Another lie. She has to stick to the official story. She has to insist that she was the one who led Drake, Betty, and Arnold deep into the woods when the town was in the middle of a toxic waste dumping scandal. Another lie. Another lie.

"See? Worldly girls only get in your head and lead you astray." There's a tug at his pole. He lets it buck for a second before he reels it in.

"Betty's far from worldly. Eliza might be closer to what you're talking about, but she, uh... She doesn't talk to me. I yelled at her about happiness. It made things... weird."
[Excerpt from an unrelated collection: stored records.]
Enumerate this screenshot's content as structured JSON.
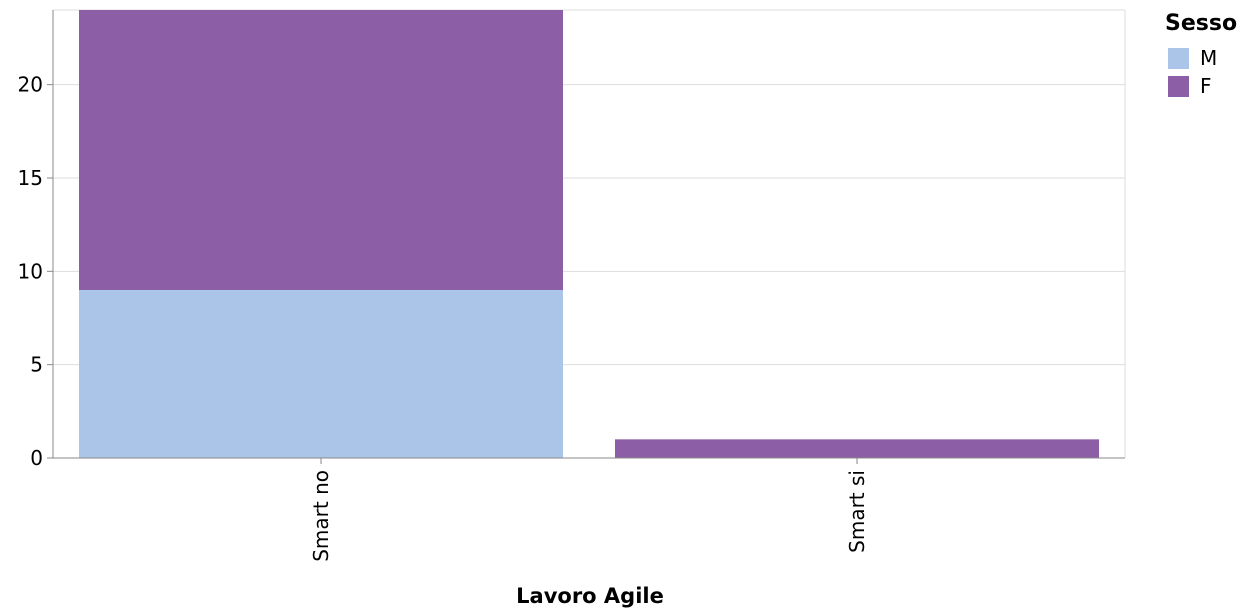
{
  "chart_data": {
    "type": "bar",
    "stacked": true,
    "title": "",
    "xlabel": "Lavoro Agile",
    "ylabel": "",
    "categories": [
      "Smart no",
      "Smart si"
    ],
    "series": [
      {
        "name": "M",
        "color": "#aac5e8",
        "values": [
          9,
          0
        ]
      },
      {
        "name": "F",
        "color": "#8b5ea6",
        "values": [
          15,
          1
        ]
      }
    ],
    "ylim": [
      0,
      24
    ],
    "yticks": [
      0,
      5,
      10,
      15,
      20
    ],
    "grid": true,
    "legend": {
      "title": "Sesso",
      "position": "top-right"
    }
  }
}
"I don't particularly like the sound of these friends you have, Tiffany May."

She doesn't say anything.

He doesn't notice. "Some people aren't ready to hear the truth."

"I don't think that was it. I think she was just angry." And what about Tiff? Isn't she? It isn't as blinding as it was in November, but it's always there. She is exactly the kind of girl her grandfather is warning her to be wary of. "Betty's swell," she stammers, like swell is a word people use in the year of our Lord 2022. "I miss her."